俺と同い年くらいだろうか。この若さでこれだけのプロジェクトのリーダーということは、人並みはずれた逸材だということだ。
精悍な顔つき、自信に満ちた目がそれを裏付けた。
最初に連れて行かれたのが、あの銀色のドームである。
山本の説明が始まる。
ドーナッツの内面にはリニアモーターが上下左右に設置され、タイムマシンを宙に浮かせ、時速1000㎞まで加速させるそうだ。
その後ドーナッツ内部は絶対真空となり、無数のプラズマの流れはタイムマシンを亜光速の世界に導く。

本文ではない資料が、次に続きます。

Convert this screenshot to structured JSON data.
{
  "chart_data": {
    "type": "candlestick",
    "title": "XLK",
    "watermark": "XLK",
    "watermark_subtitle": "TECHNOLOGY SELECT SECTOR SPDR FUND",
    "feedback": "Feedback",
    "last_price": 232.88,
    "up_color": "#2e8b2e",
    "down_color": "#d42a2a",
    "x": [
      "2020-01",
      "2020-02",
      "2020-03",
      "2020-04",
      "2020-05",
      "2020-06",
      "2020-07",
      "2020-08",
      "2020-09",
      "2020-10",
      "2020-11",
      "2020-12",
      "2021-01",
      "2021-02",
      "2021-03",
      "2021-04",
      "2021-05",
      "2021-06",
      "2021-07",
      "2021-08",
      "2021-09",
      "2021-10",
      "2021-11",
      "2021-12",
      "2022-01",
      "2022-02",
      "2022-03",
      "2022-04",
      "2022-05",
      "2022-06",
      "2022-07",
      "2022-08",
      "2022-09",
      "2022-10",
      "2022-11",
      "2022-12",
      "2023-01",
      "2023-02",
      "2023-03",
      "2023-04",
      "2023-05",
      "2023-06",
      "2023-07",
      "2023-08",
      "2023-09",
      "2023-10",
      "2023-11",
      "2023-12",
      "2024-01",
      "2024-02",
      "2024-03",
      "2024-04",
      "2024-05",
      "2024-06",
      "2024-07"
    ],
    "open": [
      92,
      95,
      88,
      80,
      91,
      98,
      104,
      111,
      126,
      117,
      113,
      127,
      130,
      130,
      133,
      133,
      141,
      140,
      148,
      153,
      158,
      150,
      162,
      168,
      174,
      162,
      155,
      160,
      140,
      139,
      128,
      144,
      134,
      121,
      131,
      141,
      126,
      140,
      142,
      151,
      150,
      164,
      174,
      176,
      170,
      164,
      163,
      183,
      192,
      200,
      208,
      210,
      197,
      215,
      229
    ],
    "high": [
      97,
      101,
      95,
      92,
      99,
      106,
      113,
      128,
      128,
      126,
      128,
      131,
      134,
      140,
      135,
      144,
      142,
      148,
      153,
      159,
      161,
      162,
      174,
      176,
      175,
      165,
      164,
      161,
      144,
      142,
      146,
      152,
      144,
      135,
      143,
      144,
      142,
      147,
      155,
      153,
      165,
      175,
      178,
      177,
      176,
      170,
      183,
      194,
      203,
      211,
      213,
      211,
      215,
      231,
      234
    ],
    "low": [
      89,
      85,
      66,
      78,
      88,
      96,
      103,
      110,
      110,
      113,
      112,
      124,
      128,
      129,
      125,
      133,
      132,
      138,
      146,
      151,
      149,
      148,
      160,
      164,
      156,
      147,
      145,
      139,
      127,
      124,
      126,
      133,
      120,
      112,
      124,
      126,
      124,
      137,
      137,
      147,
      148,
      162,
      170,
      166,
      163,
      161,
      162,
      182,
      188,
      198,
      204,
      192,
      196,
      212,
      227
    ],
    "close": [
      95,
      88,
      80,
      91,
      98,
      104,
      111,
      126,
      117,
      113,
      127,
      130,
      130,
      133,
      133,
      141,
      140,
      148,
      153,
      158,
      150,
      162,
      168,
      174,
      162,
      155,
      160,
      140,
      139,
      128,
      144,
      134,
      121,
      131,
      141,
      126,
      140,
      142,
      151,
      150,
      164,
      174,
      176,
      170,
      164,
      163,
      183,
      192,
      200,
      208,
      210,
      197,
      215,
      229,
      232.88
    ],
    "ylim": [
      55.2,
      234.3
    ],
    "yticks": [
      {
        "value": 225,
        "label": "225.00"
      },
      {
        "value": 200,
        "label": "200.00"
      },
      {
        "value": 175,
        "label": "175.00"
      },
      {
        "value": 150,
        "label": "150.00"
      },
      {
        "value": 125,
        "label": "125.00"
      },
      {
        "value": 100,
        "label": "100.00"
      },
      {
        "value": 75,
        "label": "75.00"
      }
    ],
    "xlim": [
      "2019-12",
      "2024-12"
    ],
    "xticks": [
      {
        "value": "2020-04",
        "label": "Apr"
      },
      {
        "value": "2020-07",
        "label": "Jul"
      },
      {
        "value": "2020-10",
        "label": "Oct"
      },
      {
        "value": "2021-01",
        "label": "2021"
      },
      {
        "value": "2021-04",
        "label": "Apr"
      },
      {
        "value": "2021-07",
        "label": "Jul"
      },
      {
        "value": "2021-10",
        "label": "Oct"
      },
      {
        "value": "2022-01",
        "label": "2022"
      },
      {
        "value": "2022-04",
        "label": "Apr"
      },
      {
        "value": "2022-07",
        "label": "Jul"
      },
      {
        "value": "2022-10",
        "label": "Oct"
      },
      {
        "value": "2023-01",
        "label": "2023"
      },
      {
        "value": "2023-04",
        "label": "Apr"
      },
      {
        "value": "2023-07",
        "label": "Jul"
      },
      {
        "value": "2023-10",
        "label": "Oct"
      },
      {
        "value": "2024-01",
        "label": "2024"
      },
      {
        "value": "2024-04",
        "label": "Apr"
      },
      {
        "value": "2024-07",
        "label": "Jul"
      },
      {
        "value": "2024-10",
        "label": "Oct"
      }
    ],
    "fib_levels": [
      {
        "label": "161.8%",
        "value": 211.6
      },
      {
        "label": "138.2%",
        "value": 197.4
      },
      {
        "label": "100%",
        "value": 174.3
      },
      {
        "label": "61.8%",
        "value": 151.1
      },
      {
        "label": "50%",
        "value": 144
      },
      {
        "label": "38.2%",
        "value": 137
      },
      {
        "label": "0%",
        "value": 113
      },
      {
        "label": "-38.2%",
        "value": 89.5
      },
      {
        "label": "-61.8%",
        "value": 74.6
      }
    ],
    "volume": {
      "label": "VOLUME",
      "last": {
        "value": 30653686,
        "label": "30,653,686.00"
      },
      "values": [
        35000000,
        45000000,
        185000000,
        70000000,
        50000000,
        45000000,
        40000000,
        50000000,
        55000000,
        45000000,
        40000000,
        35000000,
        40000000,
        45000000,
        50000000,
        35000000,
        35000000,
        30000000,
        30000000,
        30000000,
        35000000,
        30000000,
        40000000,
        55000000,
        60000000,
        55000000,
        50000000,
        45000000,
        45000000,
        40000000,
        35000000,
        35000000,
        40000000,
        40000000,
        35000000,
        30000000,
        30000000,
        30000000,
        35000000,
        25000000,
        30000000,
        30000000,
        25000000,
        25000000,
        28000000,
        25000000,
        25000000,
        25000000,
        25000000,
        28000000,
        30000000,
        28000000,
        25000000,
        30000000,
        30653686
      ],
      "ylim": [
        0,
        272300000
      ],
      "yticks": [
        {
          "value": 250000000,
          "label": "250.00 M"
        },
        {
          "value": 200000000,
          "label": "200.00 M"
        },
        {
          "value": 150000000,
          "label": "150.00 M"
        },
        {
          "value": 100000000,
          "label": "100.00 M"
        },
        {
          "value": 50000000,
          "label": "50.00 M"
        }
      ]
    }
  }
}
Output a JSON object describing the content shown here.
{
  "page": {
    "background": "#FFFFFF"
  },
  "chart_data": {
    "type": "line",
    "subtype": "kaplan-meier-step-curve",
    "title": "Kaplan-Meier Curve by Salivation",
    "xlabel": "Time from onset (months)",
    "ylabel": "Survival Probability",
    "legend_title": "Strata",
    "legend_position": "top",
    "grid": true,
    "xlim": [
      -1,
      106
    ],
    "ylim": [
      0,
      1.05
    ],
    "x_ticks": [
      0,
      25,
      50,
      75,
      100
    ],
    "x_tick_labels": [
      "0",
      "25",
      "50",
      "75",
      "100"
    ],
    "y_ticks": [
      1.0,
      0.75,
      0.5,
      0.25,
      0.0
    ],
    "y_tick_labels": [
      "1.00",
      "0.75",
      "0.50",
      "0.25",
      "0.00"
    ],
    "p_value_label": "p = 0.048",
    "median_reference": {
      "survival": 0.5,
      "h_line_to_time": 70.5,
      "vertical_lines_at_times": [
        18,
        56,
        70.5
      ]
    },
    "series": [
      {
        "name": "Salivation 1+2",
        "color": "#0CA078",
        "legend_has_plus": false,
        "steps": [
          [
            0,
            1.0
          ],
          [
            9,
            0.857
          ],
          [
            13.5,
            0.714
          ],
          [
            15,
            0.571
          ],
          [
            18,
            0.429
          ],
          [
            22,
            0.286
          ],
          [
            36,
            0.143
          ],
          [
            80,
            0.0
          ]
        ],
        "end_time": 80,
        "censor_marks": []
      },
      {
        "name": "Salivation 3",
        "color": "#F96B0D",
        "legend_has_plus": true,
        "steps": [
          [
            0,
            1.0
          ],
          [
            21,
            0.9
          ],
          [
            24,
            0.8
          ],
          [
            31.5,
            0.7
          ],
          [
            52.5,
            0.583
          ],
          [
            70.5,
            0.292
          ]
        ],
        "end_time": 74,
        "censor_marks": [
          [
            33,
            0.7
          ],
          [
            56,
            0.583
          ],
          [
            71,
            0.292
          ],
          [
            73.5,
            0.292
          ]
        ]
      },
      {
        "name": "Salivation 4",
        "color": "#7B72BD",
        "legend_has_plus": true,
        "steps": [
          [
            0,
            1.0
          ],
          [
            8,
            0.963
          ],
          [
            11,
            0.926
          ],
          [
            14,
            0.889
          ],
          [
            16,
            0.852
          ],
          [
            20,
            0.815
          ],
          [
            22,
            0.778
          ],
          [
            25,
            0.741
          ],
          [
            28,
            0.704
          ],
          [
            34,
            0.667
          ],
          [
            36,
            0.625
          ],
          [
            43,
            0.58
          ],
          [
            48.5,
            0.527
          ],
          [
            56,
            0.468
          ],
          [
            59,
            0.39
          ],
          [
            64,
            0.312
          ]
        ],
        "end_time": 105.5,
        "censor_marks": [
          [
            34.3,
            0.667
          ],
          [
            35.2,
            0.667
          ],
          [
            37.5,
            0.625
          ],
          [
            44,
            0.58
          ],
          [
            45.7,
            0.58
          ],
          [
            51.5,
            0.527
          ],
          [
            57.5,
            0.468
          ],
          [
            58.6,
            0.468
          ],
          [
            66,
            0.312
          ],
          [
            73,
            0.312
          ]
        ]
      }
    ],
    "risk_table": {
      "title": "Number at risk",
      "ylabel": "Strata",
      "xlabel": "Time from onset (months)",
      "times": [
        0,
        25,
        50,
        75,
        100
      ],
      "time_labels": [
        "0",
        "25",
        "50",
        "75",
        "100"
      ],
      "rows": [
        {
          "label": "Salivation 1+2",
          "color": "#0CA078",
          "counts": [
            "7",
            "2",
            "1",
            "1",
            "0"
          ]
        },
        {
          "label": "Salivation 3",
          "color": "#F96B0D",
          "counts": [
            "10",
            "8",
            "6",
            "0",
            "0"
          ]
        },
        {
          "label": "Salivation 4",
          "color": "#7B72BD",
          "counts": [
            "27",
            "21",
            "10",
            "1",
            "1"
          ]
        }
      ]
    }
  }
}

今度は内部である。ジェット戦闘機を思わせる乗り物が見えた。
(これがタイムマシン)
空飛ぶ円盤をイメージしていたので、どちらかと言えば普通のスタイルがタイムマシンとはこんなものかと思わせた。
山本は自信満々に説明を続ける。
「定員一名。機体はチタン+セラミック」
「エンジンは逆噴射用、姿勢制御用、ブースター用併せて6基のプラズマロケットエンジン」
「世界有数の超小型スーパーコンピューター搭載」
「開発期間10年。開発費、ないしょのひみつ」
俺は思わず聞いた。
「過去の実験成果と俺の生存確率はどのくらいだ」
山本が答える。
最初の実験は原子時計だけ載せたフライトだったそうだ。
三日後に現れたタイムマシンの中の原子時計は30分時を刻んだだけだったようだ。
二回目の実験でマウス。三回目はモルモット。四回目の実験ではチンパンジーを三日後の未来に送り込んだそうだ。
「で、俺の生存確率は?」と又聞くと、山本が今度は答えた。
「実はチンパンジーは息をしてなかった。外傷は無かったけど、心臓が止まっていた」
「多分チンパンジーは頭がいいだけに、恐怖に耐えられなかったんじゃないだろうか」
確かに怖いだろう。
何が有るか、何が起こるか解らない未来は、暗闇に飛び込むようなものだ。
目隠しをして、谷間の一本のロープを渡るほど怖いかもしれない。
なにしろ自分ではどうしょうもないフライトである。赤の他人に自分の命を預けるのだ。
歯医者で医者に身を預けるより、一億倍怖いかもしれない。
「タイムマシンには問題が無い。問題は君の肉体と精神が耐えられるかだ」
山本大吾が言葉を続ける。
出発点はドーナッツ。(ビッグ・リングと呼ぶそうだ)
到着点は宇宙空間。
出発したタイムマシンは、このビッグ・リングに戻ってくる訳ではない。
これは正解だろう。
このリングがタイムマシンの到着時に、正常に稼働している保証はない。
10年後なら、リングの存在すら危ぶまれる。
そこへ亜光速の物体が突入したとしたら、大惨事は免れない。
宇宙には多少のアクシデントを吸収できるだけの広さがある。
着陸滑走路が宇宙空間なのはうなずける。
「このタイムマシンにも名前が有るんだろ」と俺
「サンダーバード1号」と山本。
1号というのは、これから2号、3号が有ることを示した。
タイムマシンは大気圏突入時、無数の雷を発生させるそうだ。
逆噴射のプラズマエンジンと、大気との摩擦で起きる電流のせいだろう。
「サンダーバードが帰ってくるところを、二人に見せたいね」
「今までの実験では、必ず無数の雷が発生した」
「一度だけだけど、オーロラも出現したんだ」
「その光の世界から、小さめに翼を広げたサンダーバードが舞い降りてくるんだぜ」
少年が目を輝かして自慢話をするように、山本大吾が二人に話かける。